Monday, Sep. 23, 1985

Spectacles Mr. Palomar

By Paul Gray

Thanks to the time warp of translation, not all new books by Italo Calvino that appear in English are actually new. Both Marcovaldo (1983) and Difficult Loves (1984) offered short stories that the Italian author wrote more than two decades ago, when his talents were entertainingly restricted to earthly realities. Mr. Palomar, on the other hand, belongs to the later vintage of Calvino's fiction. Like such works as Cosmicomics (1968) and Invisible Cities (1974), this novel uses the recognizable world primarily as an excuse for the launching of antic metaphysics.

The hero emerges through a series of vignettes connected to one another only by his obsession. It is no accident that Mr. Palomar bears the name of a famous observatory, for he "has decided that his chief activity will be looking at things from the outside." This sounds easier than it proves to be, at least for someone of Mr. Palomar's temperament. For one thing, he can never be sure that he has correctly witnessed any phenomenon. His repeated attempts to view the "avalanche of simultaneous events that we call the universe" lead him to a pessimistic conclusion: "It is only after you have come to know the surface of things that you can venture to seek what is underneath. But the surface of things is inexhaustible."

This daunting insight does not keep the hero from continuing his lonely, alert vigil. He is convinced that should he ever, miraculously, see exactly what is going on in front of his eyes, he can begin the truly important part of his mission: "Extending this knowledge to the entire universe." So he goes on watching: a pair of mating tortoises, giraffes in a zoo, the cuts of meat in a butcher shop, the ruins of a Toltec shrine in Mexico, the flight of migrant starlings in his native Rome. Even while tending the grounds of his summer home, he feels the key to cosmic understanding within his reach: "He no longer thinks of the lawn: he thinks of the universe. He is trying to apply to the universe everything he has thought about the lawn."

It does not work, of course. But Calvino's narrative of this doomed quest succeeds admirably, in part because he, like Samuel Beckett, recognizes the comic possibilities inherent in the tailspin of logic toward the absurd. Mr. Palomar's relentless speculations render him buffoonish. Passing a woman sunbathing topless on a beach, he averts his eyes lest she cover herself and embarrass them both. On reflection, though, he decides that his behavior was incorrect, since it reinforced outmoded taboos against nudity. So he walks by again, this time taking in the bare breasts as an incidental feature in the general landscape. But that was wrong too, he concludes, because it denied the woman her humanity. A third try proves equally unsatisfactory, since his brief glance at the exposed bosom strikes him, in retrospect, as dismissive and paternalistic. It is during his fourth approach that the sunbather gets up and runs away.

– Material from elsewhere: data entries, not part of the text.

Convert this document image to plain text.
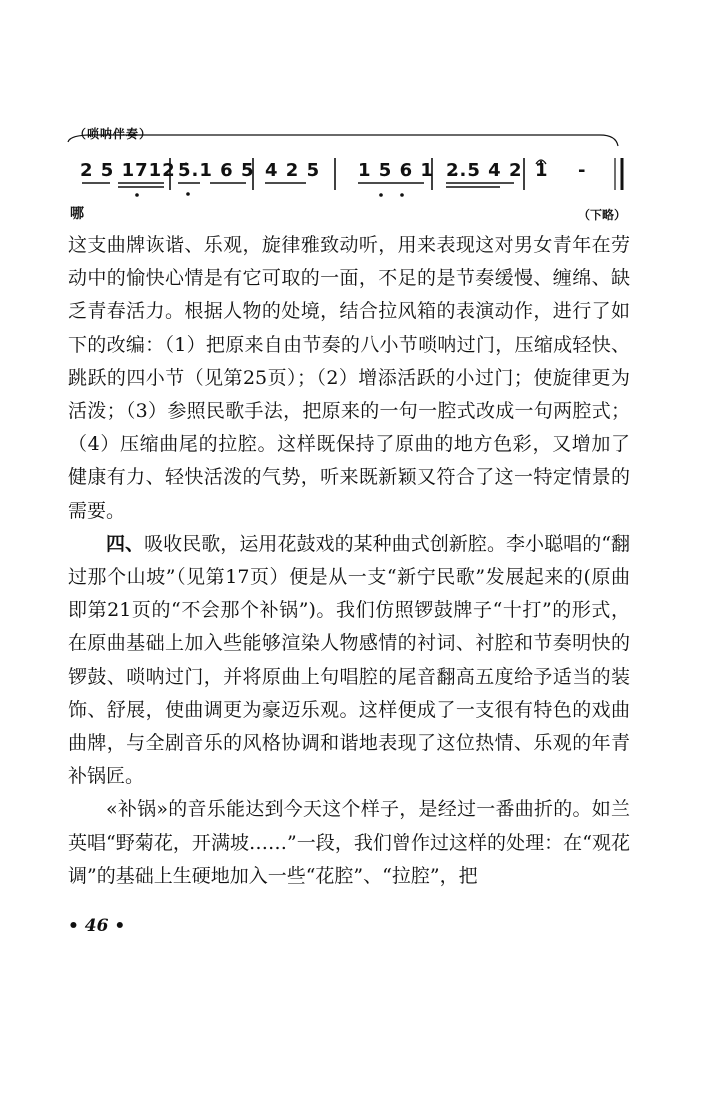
（唢呐伴奏）
2 5 1712 5.1 6 5 4 2 5 1 5 6 1 2.5 4 2 1 -
哪	（下略）

这支曲牌诙谐、乐观，旋律雅致动听，用来表现这对男女青年在劳动中的愉快心情是有它可取的一面，不足的是节奏缓慢、缠绵、缺乏青春活力。根据人物的处境，结合拉风箱的表演动作，进行了如下的改编：（1）把原来自由节奏的八小节唢呐过门，压缩成轻快、跳跃的四小节（见第25页）；（2）增添活跃的小过门；使旋律更为活泼；（3）参照民歌手法，把原来的一句一腔式改成一句两腔式；（4）压缩曲尾的拉腔。这样既保持了原曲的地方色彩，又增加了健康有力、轻快活泼的气势，听来既新颖又符合了这一特定情景的需要。

四、吸收民歌，运用花鼓戏的某种曲式创新腔。李小聪唱的“翻过那个山坡”（见第17页）便是从一支“新宁民歌”发展起来的(原曲即第21页的“不会那个补锅”)。我们仿照锣鼓牌子“十打”的形式，在原曲基础上加入些能够渲染人物感情的衬词、衬腔和节奏明快的锣鼓、唢呐过门，并将原曲上句唱腔的尾音翻高五度给予适当的装饰、舒展，使曲调更为豪迈乐观。这样便成了一支很有特色的戏曲曲牌，与全剧音乐的风格协调和谐地表现了这位热情、乐观的年青补锅匠。

«补锅»的音乐能达到今天这个样子，是经过一番曲折的。如兰英唱“野菊花，开满坡……”一段，我们曾作过这样的处理：在“观花调”的基础上生硬地加入一些“花腔”、“拉腔”，把

• 46 •
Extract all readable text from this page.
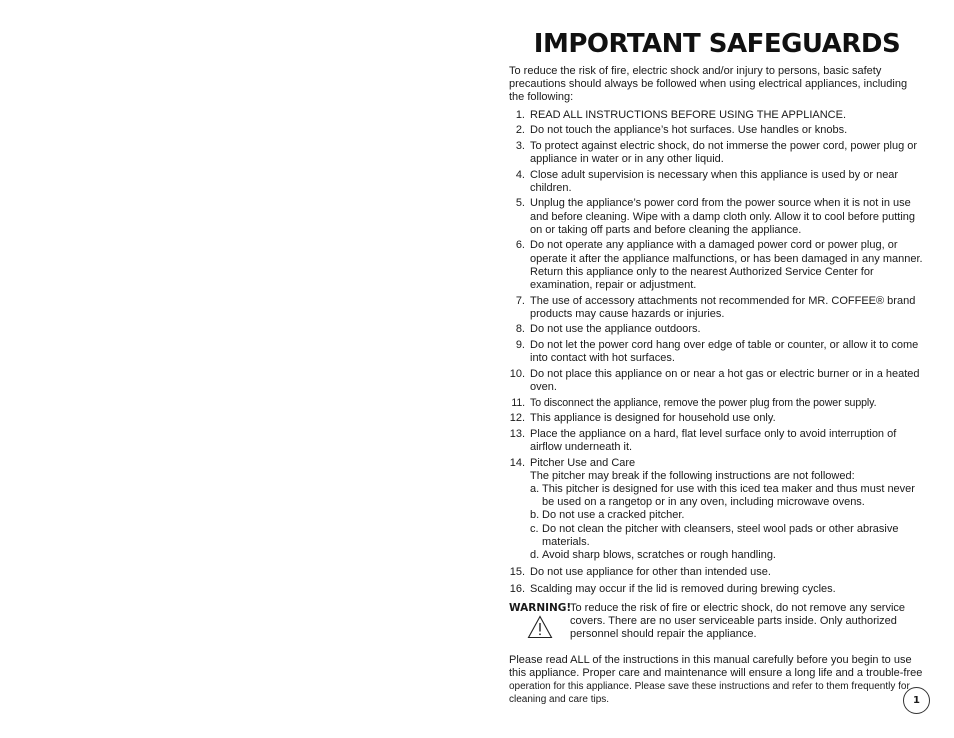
IMPORTANT SAFEGUARDS

To reduce the risk of fire, electric shock and/or injury to persons, basic safety precautions should always be followed when using electrical appliances, including the following:

1. READ ALL INSTRUCTIONS BEFORE USING THE APPLIANCE.
2. Do not touch the appliance’s hot surfaces. Use handles or knobs.
3. To protect against electric shock, do not immerse the power cord, power plug or appliance in water or in any other liquid.
4. Close adult supervision is necessary when this appliance is used by or near children.
5. Unplug the appliance’s power cord from the power source when it is not in use and before cleaning. Wipe with a damp cloth only. Allow it to cool before putting on or taking off parts and before cleaning the appliance.
6. Do not operate any appliance with a damaged power cord or power plug, or operate it after the appliance malfunctions, or has been damaged in any manner. Return this appliance only to the nearest Authorized Service Center for examination, repair or adjustment.
7. The use of accessory attachments not recommended for MR. COFFEE® brand products may cause hazards or injuries.
8. Do not use the appliance outdoors.
9. Do not let the power cord hang over edge of table or counter, or allow it to come into contact with hot surfaces.
10. Do not place this appliance on or near a hot gas or electric burner or in a heated oven.
11. To disconnect the appliance, remove the power plug from the power supply.
12. This appliance is designed for household use only.
13. Place the appliance on a hard, flat level surface only to avoid interruption of airflow underneath it.
14. Pitcher Use and Care
The pitcher may break if the following instructions are not followed:
a. This pitcher is designed for use with this iced tea maker and thus must never be used on a rangetop or in any oven, including microwave ovens.
b. Do not use a cracked pitcher.
c. Do not clean the pitcher with cleansers, steel wool pads or other abrasive materials.
d. Avoid sharp blows, scratches or rough handling.
15. Do not use appliance for other than intended use.
16. Scalding may occur if the lid is removed during brewing cycles.
WARNING!
To reduce the risk of fire or electric shock, do not remove any service covers. There are no user serviceable parts inside. Only authorized personnel should repair the appliance.

Please read ALL of the instructions in this manual carefully before you begin to use this appliance. Proper care and maintenance will ensure a long life and a trouble-free operation for this appliance. Please save these instructions and refer to them frequently for cleaning and care tips.	1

When he looks at the stars, frantically shuffling his charts, eyeglasses and flashlight, Mr. Palomar attracts a knot of wondering spectators. His behavior in a Paris cheese store, drawing sketches of various brands, makes other customers shake their heads. The dedicated observer has become a spectacle.

Calvino's spare narrative seems to cry out for allegorical explanations. Mr. Palomar could represent the travail of Western empiricism, in which every new discovery adds to the inexplicable. Or he might represent the last gasp of a class (European, intellectual, well-to-do) that is being smothered by the rise of the masses. None of the possible interpretations seems as interesting as the novel's deceptively plain but beguiling language. The wise reader of Mr. Palomar might best adopt a strategy that the hero formulates but fails to follow: "Perhaps the first rule I must impose on myself is this: stick to what I see."